Jensen berbalik, lalu ia memilih pergi begitu saja. Sebelum meninggalkan Indonesia, ia pergi melihat tempat peristirahatan istrinya. "Maafkan aku, sayang. Aku tidak bisa menjadi suami yang terbaik untukmu. Aku akan pergi. Tolong bantu aku jaga Dara dari sana. Selamat tinggal, sayang."

Dara di dalam sedang berjuang untuk hidup. Di dunia nyata, kegelapan menghampirinya, tapi di dunia sekarang ini, ia melewati sebuah cahaya terang berwarna putih. Di kejauhan sana, ada seseorang berdiri dan terus melambaikan tangan menyuruh Dara menghampirinya. Dara berjalan mendekat, tapi ia berhenti ketika mendengar suara yang sangat dikenalnya, memanggil namanya, "Dara."

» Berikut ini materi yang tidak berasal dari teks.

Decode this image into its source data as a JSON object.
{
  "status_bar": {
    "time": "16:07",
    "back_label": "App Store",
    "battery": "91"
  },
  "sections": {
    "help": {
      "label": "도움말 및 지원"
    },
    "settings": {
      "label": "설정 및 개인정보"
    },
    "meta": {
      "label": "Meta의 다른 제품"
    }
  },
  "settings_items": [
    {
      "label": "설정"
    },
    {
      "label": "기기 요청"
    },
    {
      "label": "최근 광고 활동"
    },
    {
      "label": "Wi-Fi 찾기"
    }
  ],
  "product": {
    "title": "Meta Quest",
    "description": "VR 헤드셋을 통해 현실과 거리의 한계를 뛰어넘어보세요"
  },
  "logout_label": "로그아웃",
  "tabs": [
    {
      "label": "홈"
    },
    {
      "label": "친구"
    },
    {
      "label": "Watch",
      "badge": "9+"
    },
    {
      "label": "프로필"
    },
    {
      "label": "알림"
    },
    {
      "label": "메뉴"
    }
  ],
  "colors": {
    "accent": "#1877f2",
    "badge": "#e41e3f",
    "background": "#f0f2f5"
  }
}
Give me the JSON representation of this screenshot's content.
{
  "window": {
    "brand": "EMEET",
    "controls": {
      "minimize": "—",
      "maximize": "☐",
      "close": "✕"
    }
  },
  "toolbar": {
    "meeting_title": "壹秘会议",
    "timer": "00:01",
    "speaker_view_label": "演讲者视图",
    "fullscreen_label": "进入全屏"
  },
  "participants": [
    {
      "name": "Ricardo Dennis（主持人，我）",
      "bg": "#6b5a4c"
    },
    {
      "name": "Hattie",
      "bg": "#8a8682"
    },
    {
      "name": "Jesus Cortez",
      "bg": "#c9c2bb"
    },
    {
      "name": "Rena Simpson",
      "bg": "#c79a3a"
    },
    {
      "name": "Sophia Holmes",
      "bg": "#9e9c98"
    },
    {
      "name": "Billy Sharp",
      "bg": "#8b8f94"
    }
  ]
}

Dara berbalik dan ia melihat senyuman yang selalu membuatnya merasa bahagia. "Mama," panggilnya. Ia berlari memeluk dan menangis. "Mama! Aku mohon, kembalilah."

"Tidak, sayang. Mama sekarang di sini dan mama sudah sembuh."

"Kalau begitu, aku ikut mama di sini saja."

"Jangan, sayang, kamu harus kembali. Masih panjang perjalananmu di sana," tunjuk Irene menuju sebuah cermin.

Seseorang tiba-tiba datang dan mencoba menarik Dara. Sosok itu yang tadinya melambai-lambaikan tangan mencoba menarik Dara.

"Jangan ganggu dia!" jerit Irene.

"Aku harus membawanya. Dia milikku."

"Sayang, dengarkan Mama. Kamu harus berusaha untuk tetap hidup. Papa masih membutuhkanmu. Semua orang masih butuh kamu, sayang."

Tiba-tiba Dara tersadar. Ia seperti terikat oleh sesuatu yang tidak terlihat. Ia mulai meronta dan menangis sejadi-jadinya. Pak Rudi berlari memanggil dokter.

Dara melihat sekeliling ruangannya berubah menjadi warna merah darah, kemudian berubah menjadi sebuah tulisan di dinding. Di sana tertulis, 'kamu milikku', lalu Dara pingsan.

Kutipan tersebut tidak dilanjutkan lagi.